The assistance to Umberg’s campaign does not sit well with campaign-finance watchdogs, who question if his campaign is letting outside organizations do the hard work and what favors they will expect if he is elected. Shirley Grindle, who wrote the county’s campaign finance law, called the situation “grossly inappropriate.”
She said this was the first time she had seen an independent committee campaign more than the candidate. “If Umberg wants office so bad, he ought to get out there and work for it the way the rest of the candidates do,” she said. “If he gets elected, it’s thanks to somebody else’s effort, not his own.”
But if Umberg’s campaign has gotten help from independent committees, he has also been the biggest target of others.
The local Republican Party sent out mailers criticizing him, one noting his vote in the Assembly in support of same-sex marriage and another calling him “too liberal for Orange County.”
The Orange County Veterans & Military Families spent $8,500 on two anti-Umberg mailers.
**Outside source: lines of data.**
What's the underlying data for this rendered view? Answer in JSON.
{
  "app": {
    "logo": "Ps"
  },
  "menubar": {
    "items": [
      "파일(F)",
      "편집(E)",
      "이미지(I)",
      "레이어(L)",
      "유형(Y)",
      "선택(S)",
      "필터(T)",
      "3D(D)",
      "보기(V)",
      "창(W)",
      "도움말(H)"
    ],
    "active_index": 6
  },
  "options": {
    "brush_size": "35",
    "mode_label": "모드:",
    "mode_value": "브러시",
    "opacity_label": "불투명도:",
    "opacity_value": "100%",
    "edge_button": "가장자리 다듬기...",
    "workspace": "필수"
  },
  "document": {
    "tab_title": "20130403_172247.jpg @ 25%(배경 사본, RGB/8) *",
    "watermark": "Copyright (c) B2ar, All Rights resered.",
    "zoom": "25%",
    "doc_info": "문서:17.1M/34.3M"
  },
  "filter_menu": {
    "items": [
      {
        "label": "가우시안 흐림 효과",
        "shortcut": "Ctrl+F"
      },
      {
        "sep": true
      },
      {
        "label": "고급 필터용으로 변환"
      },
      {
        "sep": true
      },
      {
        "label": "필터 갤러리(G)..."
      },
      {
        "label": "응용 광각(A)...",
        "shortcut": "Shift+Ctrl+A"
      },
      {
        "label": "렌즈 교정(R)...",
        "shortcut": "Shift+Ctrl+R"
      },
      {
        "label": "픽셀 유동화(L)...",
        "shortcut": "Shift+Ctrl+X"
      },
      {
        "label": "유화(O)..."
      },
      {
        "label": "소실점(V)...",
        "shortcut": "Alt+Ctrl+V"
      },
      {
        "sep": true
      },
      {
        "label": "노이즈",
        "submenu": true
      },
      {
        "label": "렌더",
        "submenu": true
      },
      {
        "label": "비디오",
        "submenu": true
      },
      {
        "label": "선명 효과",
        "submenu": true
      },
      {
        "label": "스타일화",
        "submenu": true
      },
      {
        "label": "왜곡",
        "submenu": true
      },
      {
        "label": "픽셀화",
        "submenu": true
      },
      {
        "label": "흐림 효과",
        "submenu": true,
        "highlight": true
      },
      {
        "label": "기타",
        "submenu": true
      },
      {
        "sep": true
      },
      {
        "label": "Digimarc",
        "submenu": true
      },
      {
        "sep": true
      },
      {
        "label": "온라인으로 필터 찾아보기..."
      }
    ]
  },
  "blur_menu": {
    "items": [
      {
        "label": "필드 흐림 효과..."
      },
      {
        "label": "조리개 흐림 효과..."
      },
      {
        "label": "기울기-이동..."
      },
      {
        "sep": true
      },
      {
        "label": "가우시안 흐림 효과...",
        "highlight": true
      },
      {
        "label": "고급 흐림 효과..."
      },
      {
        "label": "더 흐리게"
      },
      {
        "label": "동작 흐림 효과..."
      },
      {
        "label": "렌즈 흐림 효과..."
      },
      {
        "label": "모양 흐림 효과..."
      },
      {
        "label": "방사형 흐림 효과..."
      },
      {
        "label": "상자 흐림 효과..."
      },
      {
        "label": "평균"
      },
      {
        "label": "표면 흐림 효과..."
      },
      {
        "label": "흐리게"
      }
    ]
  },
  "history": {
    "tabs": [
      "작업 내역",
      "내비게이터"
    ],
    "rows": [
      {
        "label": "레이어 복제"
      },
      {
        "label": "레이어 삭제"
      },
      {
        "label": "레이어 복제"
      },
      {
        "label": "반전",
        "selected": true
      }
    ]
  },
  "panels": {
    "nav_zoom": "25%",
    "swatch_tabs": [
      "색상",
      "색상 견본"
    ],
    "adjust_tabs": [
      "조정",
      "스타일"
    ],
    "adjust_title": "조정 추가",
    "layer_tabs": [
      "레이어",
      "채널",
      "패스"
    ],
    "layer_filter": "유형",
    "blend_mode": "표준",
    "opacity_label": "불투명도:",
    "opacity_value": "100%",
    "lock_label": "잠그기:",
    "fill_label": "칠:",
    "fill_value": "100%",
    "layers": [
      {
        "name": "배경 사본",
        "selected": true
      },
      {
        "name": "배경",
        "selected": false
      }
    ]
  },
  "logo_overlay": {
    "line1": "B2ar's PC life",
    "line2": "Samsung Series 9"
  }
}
One quoted his wife, Robin, calling him a “compulsive liar,” the comment made in an e-mail quoted in a newspaper article about Umberg’s extramarital affair. Little is known about the organization: Phone calls go to an answering machine for a campaign services company; a reporter’s calls were not returned.
Trung Nguyen has also benefited from an independent expenditure committee: Viet PAC sent out a mailer that touted him as a (“respected leader”) and denigrated candidate Janet Nguyen (“wannabe politician”).
The Orange County Public Safety committee spent $17,000 for mailers in support of Bustamante, who has emerged as the leading contender among the Republican candidates. The piece said Bustamante is “working to make our homes and families safer.”
The mailer did not say which law enforcement officials or unions were part of the committee; Umberg has received endorsements from 34 public safety groups. The Public Safety organization shares the same telephone number as the veterans organization.
Former Santa Ana City Councilman Brett Franklin, another candidate, has not benefited from independent expenditures and calls all the spending “overkill.” He said he prefers going door to door and shaking hands.